Ahora todo cambió. En una Francia acosada por el miedo al futuro, al desempleo, al terrorismo y a la pérdida de identidad, Melenchon consiguió convencer a la gente de que está cerca de sus preocupaciones y su audiencia desborda ampliamente el perímetro de la izquierda. El ex socialista habla de Victor Hugo y de Emilio Zola, en sus actos cambió el rojo por el azul cielo, hace cantar "La Marsellesa" y reivindica como referencia... al general De Gaulle.

"Yo soy el candidato de la paz", afirma.

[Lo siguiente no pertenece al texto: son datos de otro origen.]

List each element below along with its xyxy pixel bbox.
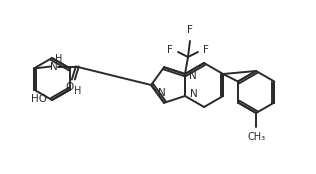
- Text: N: N: [190, 89, 198, 99]
- Text: N: N: [189, 71, 197, 81]
- Text: F: F: [187, 25, 193, 35]
- Text: H: H: [55, 54, 63, 65]
- Text: CH₃: CH₃: [247, 132, 265, 142]
- Text: N: N: [50, 61, 58, 72]
- Text: F: F: [167, 45, 173, 55]
- Text: HO: HO: [31, 93, 47, 104]
- Text: O: O: [66, 82, 74, 93]
- Text: F: F: [203, 45, 209, 55]
- Text: H: H: [74, 86, 82, 97]
- Text: N: N: [158, 88, 166, 98]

Y muestra el pequeño ramo de olivo que lleva en el ojal, "nuevo símbolo" de su campaña.

Una y otra vez se felicita de que, gracias a su candidatura, Francia haya dejado de estar "condenada a escoger entre dos extremos". "Si quieren la paz, el 23 de abril no se equivoquen de boleta." Y "si escogen una para la guerra, no se sorprendan si ésta termina por llegar", advirtió en Marsella el líder de La Francia Insumisa (LFI).

En ese mismo momento en París, el candidato de Los Republicanos atacaba a su adversario en el terreno económico: "Melenchon -ironizó-, capitán del acorazado Potemkin, terminará negociando los restos del Titanic".

Por el momento, la hipótesis más creíble para la segunda vuelta es un enfrentamiento Macron-Le Pen, donde el ex ministro de Economía de Hollande triunfaría con 58% de los votos.